Stratification of samples reveals prostate tissue changes associated with tumor and advanced disease (A) UMAP of 23,200 cells (400 per patient) colored by expression of indicated marker. (B) Representative tissue sample stained for CD3 from a tissue microarray generated from prostate samples from the same cohort analyzed by mass cytometry. (C) Densities of T cells as determined by CD3 staining (p = 0.042). (D) Representative tissue sample stained for CD15 from a tissue microarray generated from prostate samples from the same cohort analyzed by mass cytometry. (E) Densities of granulocytes as determined by CD15 staining (p = 0.058). Scale bar, 50 μm. (F) Proportion of T cell metaclusters in ABPT and tumor samples across patients with paired samples (p = 0.066, 0.169, 0.023, 0.002, and 0.332 for TC01–05, respectively). N = 17. (G) Summary table of clusters that were significant when comparing ABPT and tumor samples (N = 17 for both groups). Metaclusters enriched in ABPT are colored in blue, while those enriched in tumor samples are colored in red. Comparison between intermediate- and high-grade patient samples (for combined tumor/ABPT; intermediate N = 46 and high grade N = 12). Metaclusters enriched in patients with high-grade disease are colored in dark red. Only significant relationships are colored, and remaining comparisons are shown in gray. (H) Proportion of macrophage metaclusters in ABPT and tumor samples across patients with paired samples (p = 0.095, 0.169, 0.515, 0.0004, and 0.014 for MA01–05, respectively). N = 17. In panels (F) and (H), dots are colored by disease severity (intermediate versus high grade).
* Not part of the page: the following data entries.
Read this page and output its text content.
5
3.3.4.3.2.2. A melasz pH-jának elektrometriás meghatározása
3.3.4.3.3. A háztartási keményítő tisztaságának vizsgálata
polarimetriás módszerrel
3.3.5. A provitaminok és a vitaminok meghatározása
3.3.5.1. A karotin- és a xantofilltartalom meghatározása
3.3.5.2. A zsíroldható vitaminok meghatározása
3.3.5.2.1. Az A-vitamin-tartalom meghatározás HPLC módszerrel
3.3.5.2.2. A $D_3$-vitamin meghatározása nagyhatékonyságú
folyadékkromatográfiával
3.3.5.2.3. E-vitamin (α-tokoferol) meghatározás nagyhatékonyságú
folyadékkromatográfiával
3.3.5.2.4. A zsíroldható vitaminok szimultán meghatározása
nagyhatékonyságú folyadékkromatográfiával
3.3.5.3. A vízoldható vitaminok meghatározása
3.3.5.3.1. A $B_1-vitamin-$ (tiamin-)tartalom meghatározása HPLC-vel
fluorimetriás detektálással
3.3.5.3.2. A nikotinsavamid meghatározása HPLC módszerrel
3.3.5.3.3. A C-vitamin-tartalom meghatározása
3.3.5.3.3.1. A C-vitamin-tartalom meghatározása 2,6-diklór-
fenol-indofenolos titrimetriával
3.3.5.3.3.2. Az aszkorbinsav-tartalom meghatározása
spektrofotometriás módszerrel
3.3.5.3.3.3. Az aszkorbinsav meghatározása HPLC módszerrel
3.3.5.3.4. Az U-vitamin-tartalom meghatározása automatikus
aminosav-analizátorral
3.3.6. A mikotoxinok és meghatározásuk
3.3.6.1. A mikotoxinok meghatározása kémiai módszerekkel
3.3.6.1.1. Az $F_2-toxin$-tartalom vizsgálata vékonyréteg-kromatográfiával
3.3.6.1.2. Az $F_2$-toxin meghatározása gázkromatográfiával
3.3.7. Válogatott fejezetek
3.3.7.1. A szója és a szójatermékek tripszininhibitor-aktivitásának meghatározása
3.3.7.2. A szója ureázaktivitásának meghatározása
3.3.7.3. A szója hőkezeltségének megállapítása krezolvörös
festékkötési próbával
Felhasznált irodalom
In all boxplots, boxes illustrate the IQR (25th to 75th percentile), the median is shown as the middle band, and the whiskers extend to 1.5 times the IQR from the top (or bottom) of the box to the furthest datum within that distance. Statistical testing between dependent paired tumor and ABPT samples was done using a Wilcoxon signed rank paired-sample statistical tests (two-sided). Independent intermediate- and high-grade samples were tested using a two-sided Wilcoxon rank-sum test. Number of patients in each group is indicated by N.

Figure 4

Characterization of epithelial tumor clusters and patient groups (A) Bar indicating which metaclusters were significantly enriched between three pairs of conditions: (top bar) high- and intermediate-grade samples, irrespective of tumor status; (middle bar) tumor versus ABPT; (bottom bar) intermediate- and high-grade tumor regions only. All significant nominal p values are indicated given their level of significance for the figure, and those still significant after Bonferroni correction are indicated by a dark black outline. p values for all tested hypotheses are given in Table S1. (B) Pairwise Tanimoto similarity of intermediate- (I) and high-grade (H) tumor (T) and benign tumor-adjacent (TA) samples for metaclusters in the microenvironment and epithelium. Color intensity and the size of the circle are proportional to the Tanimoto similarity. (C) Correlation of metaclusters across 17 tumor patient samples. Correlations in the paired adjacent benign tissue that were lost in tumor are indicated by an L in the correlation plot, while correlations that were gained are indicated by a G. Only Spearman correlations with a significance level <0.05 are shown to exclude spurious correlations. Metacluster labels are colored to reflect cell types as in Figure 2A. (D) UMAP projections of 23,200 cells (400 cells per patient) colored by expression of indicated epithelial and prostate-specific markers. Maximum signal (=1) is shown in gray. (E) CD15 and p63 co-stained showing CD15 expression in epithelial cells from patients with acinar (left) and with ductal (middle) carcinoma as well as absence of CD15 in normal glands (right) showing basal cell layer expressing p63. Scale, 25 μm. (F) Number of patients with cells belonging to a specific metacluster. Colors and labels matched to panels (A) and (C). (G) Grouped patient samples represented by proportion of metaclusters. Colors in bar plot reflect those on panels (A) and (C).